I note that in my parents’ generation it was customary to split the family responsibilities such that the husband earned all the money and the wife did most everything else. And my mother says that all the widowers she knows are finding it challenging to keep up with their households, whereas the widows, while they miss their husbands, find that their daily workload decreases with fewer people to cook and clean for.
That’s my theory for the well-documented fact that male mortality increases after widowhood (or even divorce) while female mortality does not. The change men experience in such situations is far greater than that which women experience, since men have to take on a lot of housework that they’re completely unfamiliar with while women continue with their daily routines, more or less.
I guess one of my points is that a woman taught to be independent, to be able to care for herself, is far less likely to wind up a “kept” woman, and if she chooses to be a “kept woman”, whether a traditional housewife or a trophy wife or whatever it will be a choice. She is still able to take of herself independently.
That’s different than being brought up to have no other choice.
I wouldn’t mind having a man deal with the crap I don’t want to deal with, but it’s never been a goal. I was single when I bought my first 2 houses, and I did just fine - even installed a toilet myself for the first time! Help would have been fine, but obviously it wasn’t necessary.
For most of our marriage, I’ve done many of the “man” chores - like mowing or keeping track of when the vehicles needed service - as well as grocery shopping, cooking, and laundry. He would do cleaning and the hated scrub-the-shower chore, and he did a lot of construction and repairs with me standing by to hand him tools and such.
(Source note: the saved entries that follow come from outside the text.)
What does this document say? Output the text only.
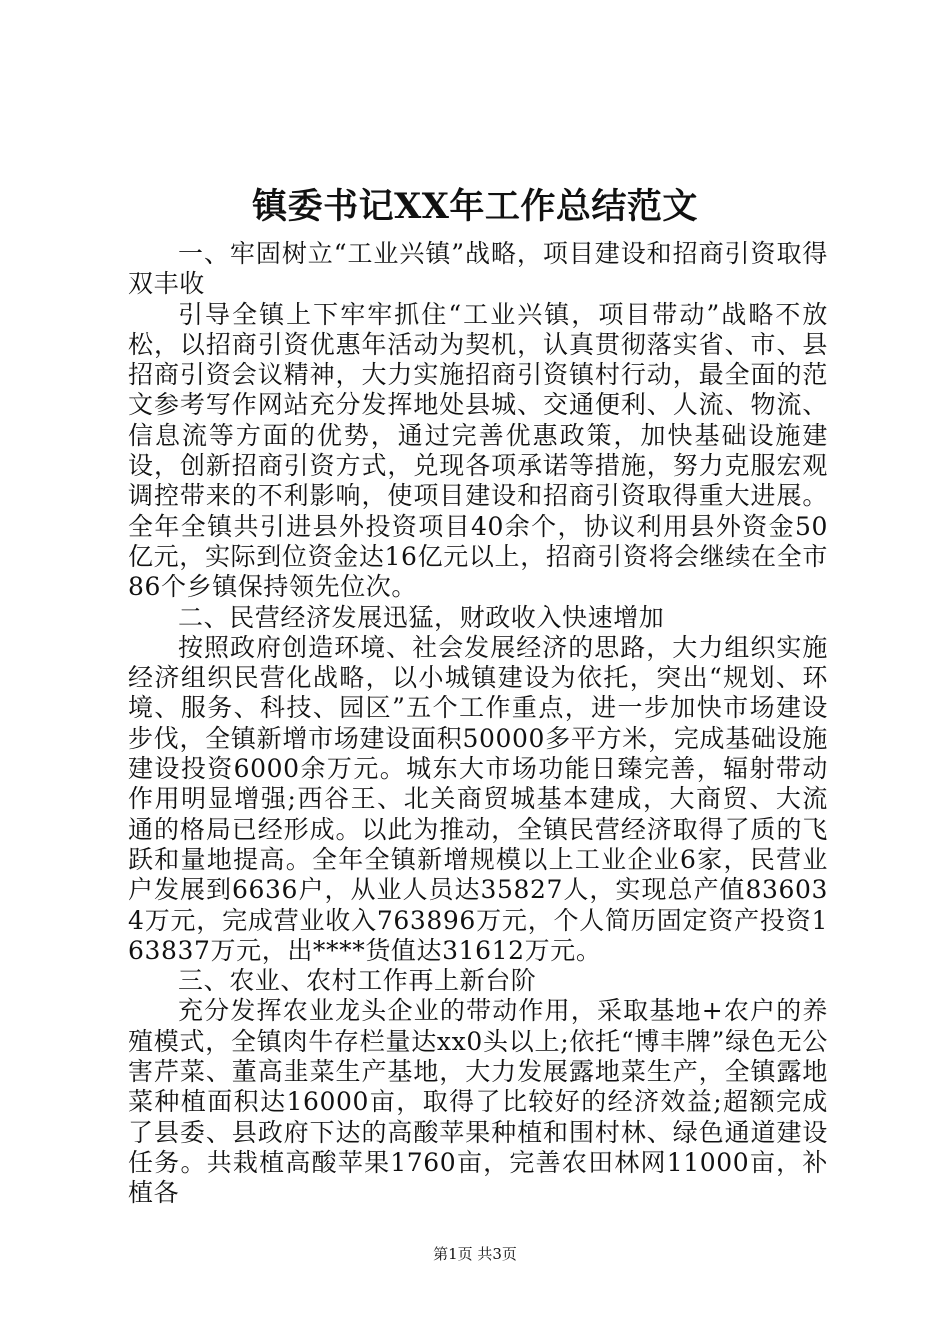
镇委书记XX年工作总结范文

一、牢固树立“工业兴镇”战略，项目建设和招商引资取得双丰收

引导全镇上下牢牢抓住“工业兴镇，项目带动”战略不放松，以招商引资优惠年活动为契机，认真贯彻落实省、市、县招商引资会议精神，大力实施招商引资镇村行动，最全面的范文参考写作网站充分发挥地处县城、交通便利、人流、物流、信息流等方面的优势，通过完善优惠政策，加快基础设施建设，创新招商引资方式，兑现各项承诺等措施，努力克服宏观调控带来的不利影响，使项目建设和招商引资取得重大进展。全年全镇共引进县外投资项目40余个，协议利用县外资金50亿元，实际到位资金达16亿元以上，招商引资将会继续在全市86个乡镇保持领先位次。

二、民营经济发展迅猛，财政收入快速增加

按照政府创造环境、社会发展经济的思路，大力组织实施经济组织民营化战略，以小城镇建设为依托，突出“规划、环境、服务、科技、园区”五个工作重点，进一步加快市场建设步伐，全镇新增市场建设面积50000多平方米，完成基础设施建设投资6000余万元。城东大市场功能日臻完善，辐射带动作用明显增强;西谷王、北关商贸城基本建成，大商贸、大流通的格局已经形成。以此为推动，全镇民营经济取得了质的飞跃和量地提高。全年全镇新增规模以上工业企业6家，民营业户发展到6636户，从业人员达35827人，实现总产值836034万元，完成营业收入763896万元，个人简历固定资产投资163837万元，出****货值达31612万元。

三、农业、农村工作再上新台阶

充分发挥农业龙头企业的带动作用，采取基地+农户的养殖模式，全镇肉牛存栏量达xx0头以上;依托“博丰牌”绿色无公害芹菜、董高韭菜生产基地，大力发展露地菜生产，全镇露地菜种植面积达16000亩，取得了比较好的经济效益;超额完成了县委、县政府下达的高酸苹果种植和围村林、绿色通道建设任务。共栽植高酸苹果1760亩，完善农田林网11000亩，补植各

第1页 共3页
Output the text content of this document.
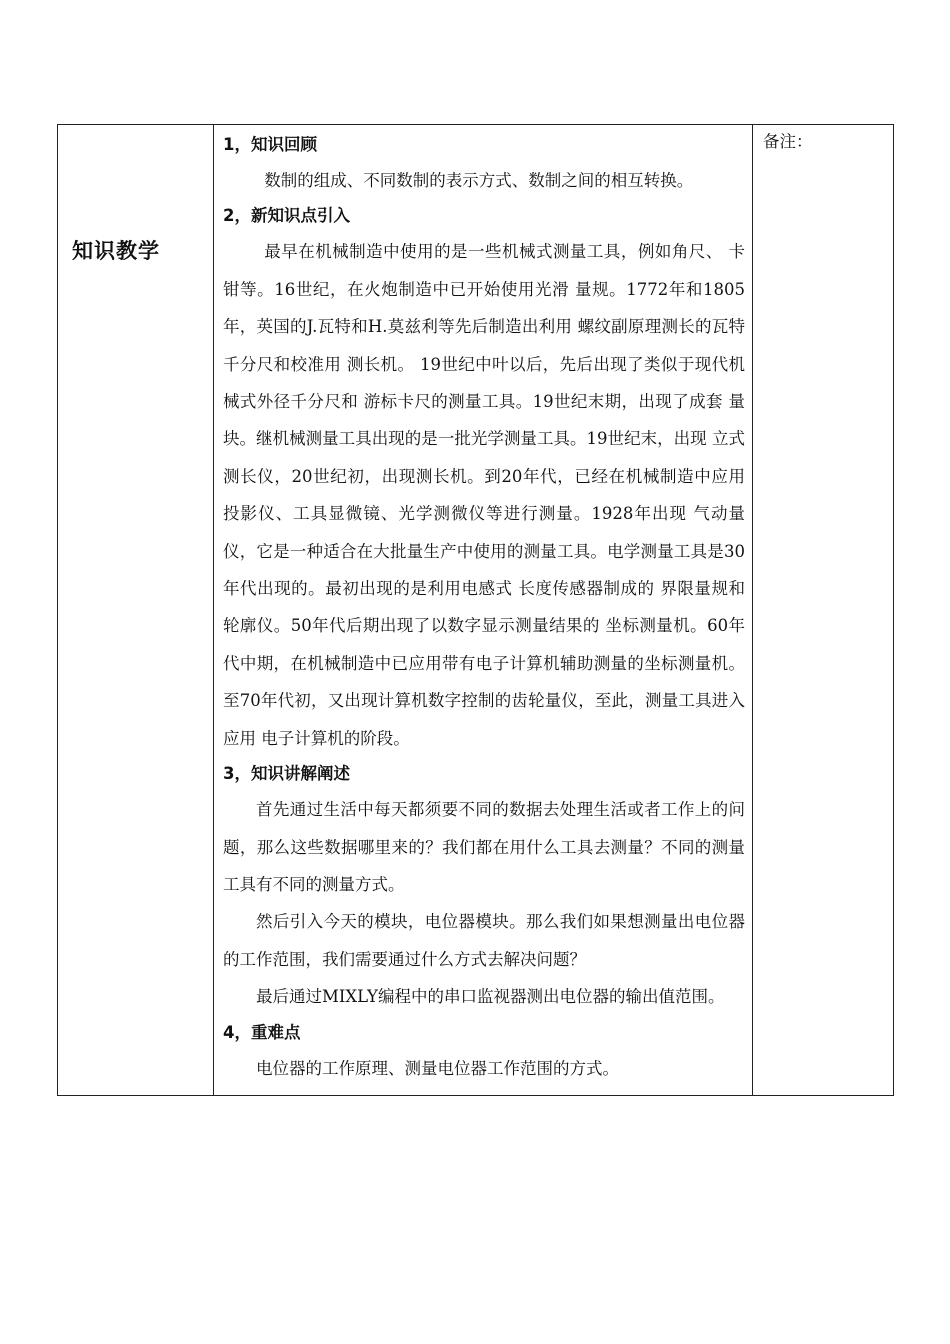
知识教学

1，知识回顾

数制的组成、不同数制的表示方式、数制之间的相互转换。

2，新知识点引入

最早在机械制造中使用的是一些机械式测量工具，例如角尺、 卡钳等。16世纪，在火炮制造中已开始使用光滑 量规。1772年和1805年，英国的J.瓦特和H.莫兹利等先后制造出利用 螺纹副原理测长的瓦特 千分尺和校准用 测长机。 19世纪中叶以后，先后出现了类似于现代机械式外径千分尺和 游标卡尺的测量工具。19世纪末期，出现了成套 量块。继机械测量工具出现的是一批光学测量工具。19世纪末，出现 立式测长仪，20世纪初，出现测长机。到20年代，已经在机械制造中应用 投影仪、工具显微镜、光学测微仪等进行测量。1928年出现 气动量仪，它是一种适合在大批量生产中使用的测量工具。电学测量工具是30年代出现的。最初出现的是利用电感式 长度传感器制成的 界限量规和 轮廓仪。50年代后期出现了以数字显示测量结果的 坐标测量机。60年代中期，在机械制造中已应用带有电子计算机辅助测量的坐标测量机。至70年代初，又出现计算机数字控制的齿轮量仪，至此，测量工具进入应用 电子计算机的阶段。

3，知识讲解阐述

首先通过生活中每天都须要不同的数据去处理生活或者工作上的问题，那么这些数据哪里来的？我们都在用什么工具去测量？不同的测量工具有不同的测量方式。

然后引入今天的模块，电位器模块。那么我们如果想测量出电位器的工作范围，我们需要通过什么方式去解决问题？

最后通过MIXLY编程中的串口监视器测出电位器的输出值范围。

4，重难点

电位器的工作原理、测量电位器工作范围的方式。

备注：
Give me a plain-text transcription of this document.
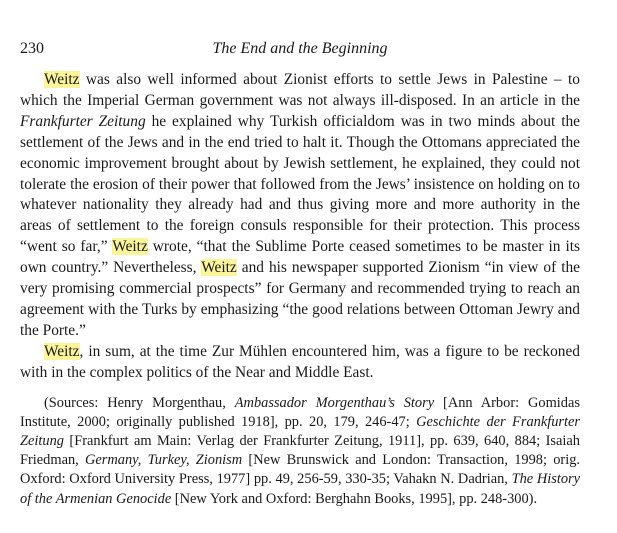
230	The End and the Beginning

Weitz was also well informed about Zionist efforts to settle Jews in Palestine – to which the Imperial German government was not always ill-disposed. In an article in the Frankfurter Zeitung he explained why Turkish officialdom was in two minds about the settlement of the Jews and in the end tried to halt it. Though the Ottomans appreciated the economic improvement brought about by Jewish settlement, he explained, they could not tolerate the erosion of their power that followed from the Jews’ insistence on holding on to whatever nationality they already had and thus giving more and more authority in the areas of settlement to the foreign consuls responsible for their protection. This process “went so far,” Weitz wrote, “that the Sublime Porte ceased sometimes to be master in its own country.” Nevertheless, Weitz and his newspaper supported Zionism “in view of the very promising commercial prospects” for Germany and recommended trying to reach an agreement with the Turks by emphasizing “the good relations between Ottoman Jewry and the Porte.”

Weitz, in sum, at the time Zur Mühlen encountered him, was a figure to be reckoned with in the complex politics of the Near and Middle East.

(Sources: Henry Morgenthau, Ambassador Morgenthau’s Story [Ann Arbor: Gomidas Institute, 2000; originally published 1918], pp. 20, 179, 246-47; Geschichte der Frankfurter Zeitung [Frankfurt am Main: Verlag der Frankfurter Zeitung, 1911], pp. 639, 640, 884; Isaiah Friedman, Germany, Turkey, Zionism [New Brunswick and London: Transaction, 1998; orig. Oxford: Oxford University Press, 1977] pp. 49, 256-59, 330-35; Vahakn N. Dadrian, The History of the Armenian Genocide [New York and Oxford: Berghahn Books, 1995], pp. 248-300).
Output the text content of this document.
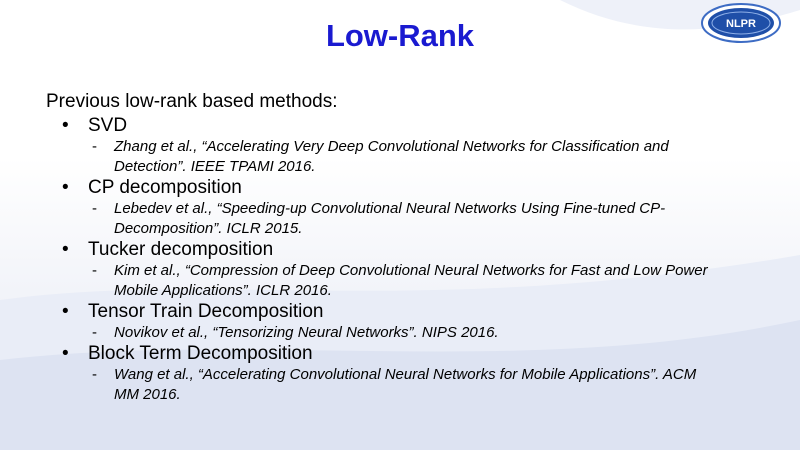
Low-Rank	NLPR
Previous low-rank based methods:
•	SVD
-	Zhang et al., “Accelerating Very Deep Convolutional Networks for Classification and
Detection”. IEEE TPAMI 2016.
•	CP decomposition
-	Lebedev et al., “Speeding-up Convolutional Neural Networks Using Fine-tuned CP-
Decomposition”. ICLR 2015.
•	Tucker decomposition
-	Kim et al., “Compression of Deep Convolutional Neural Networks for Fast and Low Power
Mobile Applications”. ICLR 2016.
•	Tensor Train Decomposition
-	Novikov et al., “Tensorizing Neural Networks”. NIPS 2016.
•	Block Term Decomposition
-	Wang et al., “Accelerating Convolutional Neural Networks for Mobile Applications”. ACM
MM 2016.
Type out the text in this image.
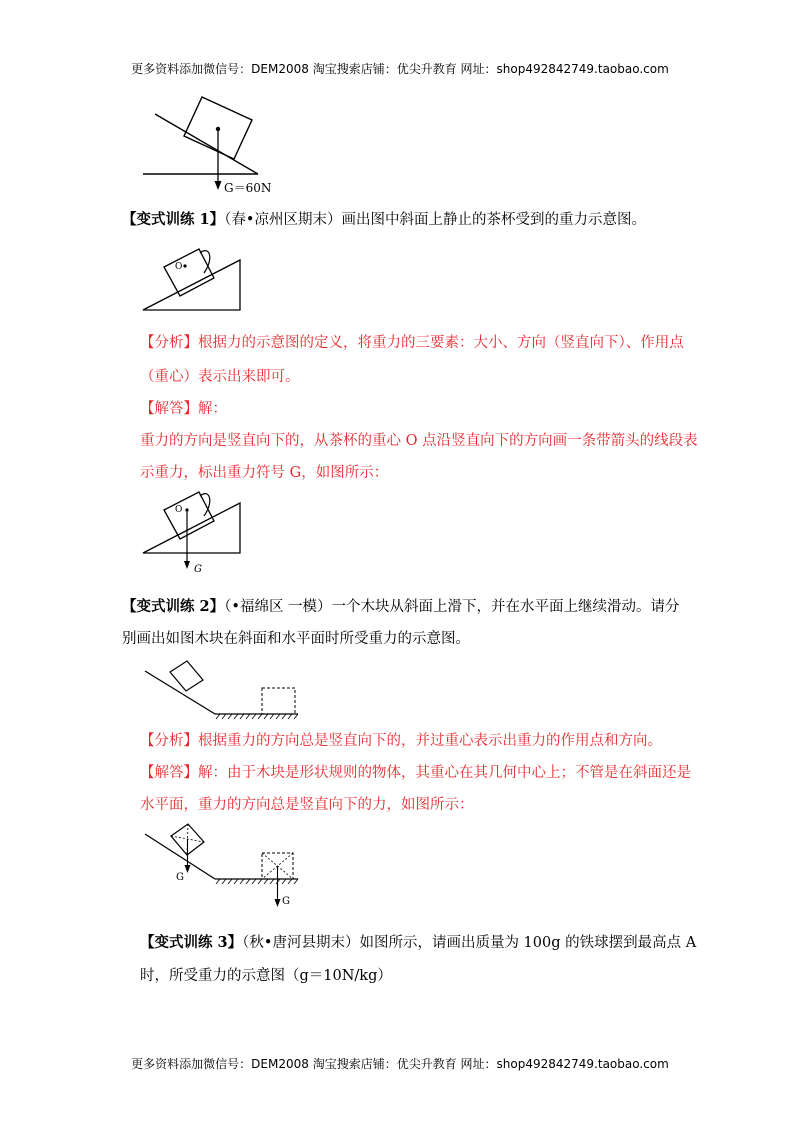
更多资料添加微信号：DEM2008 淘宝搜索店铺：优尖升教育 网址：shop492842749.taobao.com
G＝60N
【变式训练 1】（春•凉州区期末）画出图中斜面上静止的茶杯受到的重力示意图。
O
【分析】根据力的示意图的定义，将重力的三要素：大小、方向（竖直向下）、作用点
（重心）表示出来即可。
【解答】解：
重力的方向是竖直向下的，从茶杯的重心 O 点沿竖直向下的方向画一条带箭头的线段表
示重力，标出重力符号 G，如图所示：
O
G
【变式训练 2】（•福绵区 一模）一个木块从斜面上滑下，并在水平面上继续滑动。请分
别画出如图木块在斜面和水平面时所受重力的示意图。
【分析】根据重力的方向总是竖直向下的，并过重心表示出重力的作用点和方向。
【解答】解：由于木块是形状规则的物体，其重心在其几何中心上；不管是在斜面还是
水平面，重力的方向总是竖直向下的力，如图所示：
G
G
【变式训练 3】（秋•唐河县期末）如图所示，请画出质量为 100g 的铁球摆到最高点 A
时，所受重力的示意图（g＝10N/kg）
更多资料添加微信号：DEM2008 淘宝搜索店铺：优尖升教育 网址：shop492842749.taobao.com
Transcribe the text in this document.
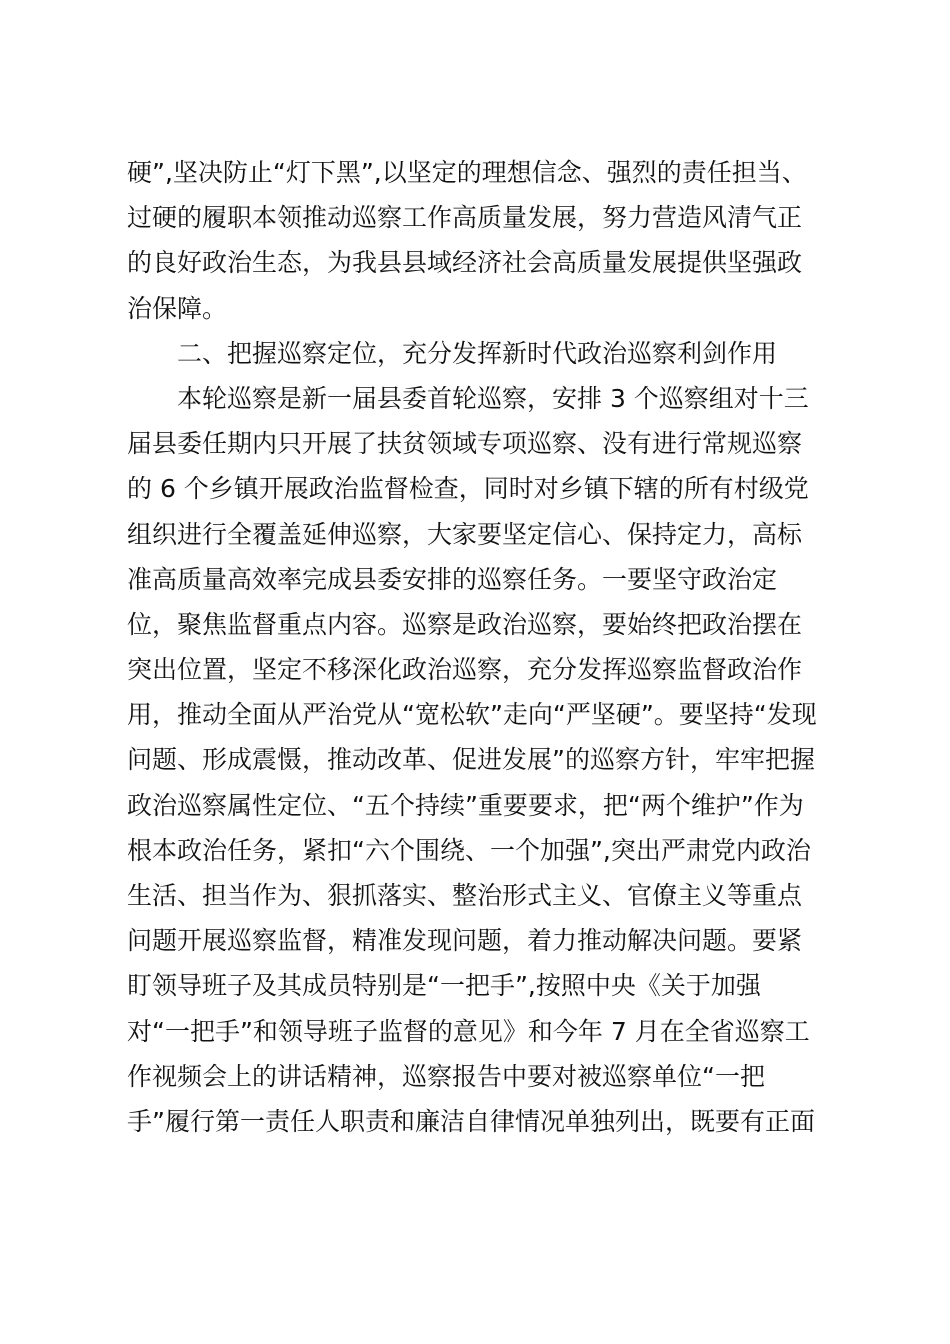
硬”,坚决防止“灯下黑”,以坚定的理想信念、强烈的责任担当、
过硬的履职本领推动巡察工作高质量发展，努力营造风清气正
的良好政治生态，为我县县域经济社会高质量发展提供坚强政
治保障。
二、把握巡察定位，充分发挥新时代政治巡察利剑作用
本轮巡察是新一届县委首轮巡察，安排 3 个巡察组对十三
届县委任期内只开展了扶贫领域专项巡察、没有进行常规巡察
的 6 个乡镇开展政治监督检查，同时对乡镇下辖的所有村级党
组织进行全覆盖延伸巡察，大家要坚定信心、保持定力，高标
准高质量高效率完成县委安排的巡察任务。一要坚守政治定
位，聚焦监督重点内容。巡察是政治巡察，要始终把政治摆在
突出位置，坚定不移深化政治巡察，充分发挥巡察监督政治作
用，推动全面从严治党从“宽松软”走向“严坚硬”。要坚持“发现
问题、形成震慑，推动改革、促进发展”的巡察方针，牢牢把握
政治巡察属性定位、“五个持续”重要要求，把“两个维护”作为
根本政治任务，紧扣“六个围绕、一个加强”,突出严肃党内政治
生活、担当作为、狠抓落实、整治形式主义、官僚主义等重点
问题开展巡察监督，精准发现问题，着力推动解决问题。要紧
盯领导班子及其成员特别是“一把手”,按照中央《关于加强
对“一把手”和领导班子监督的意见》和今年 7 月在全省巡察工
作视频会上的讲话精神，巡察报告中要对被巡察单位“一把
手”履行第一责任人职责和廉洁自律情况单独列出，既要有正面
We’ve gotten to the point when we both can have men taking care of us - like the man who cleans the gutters and the man who’s going to paint our house next month and the electrician who climbed into the attic to do some rewiring. Feeling we no longer have anything to prove, we choose to hire out the stuff we don’t want to do. We definitely like that!
Yeah - one of the chores delegated to my spouse for well over 20 years was maintaining the bathroom. I was delighted.
About a month after he was gone I came out of my funk long enough to notice the bathroom was in a terrible state. I’m like WTF, why is this so… oh, right.… I have to do this now.
Still don’t like it, but I’m back to just me doing all the chores. I do miss splitting the household maintenance between two people, but life is what it is.
In the old days, a man was expected to take care of the car and the lawn, and the woman took care of the cooking, cleaning, and child raising. Now it’s different; women can take care of the car and lawn as well if they want to.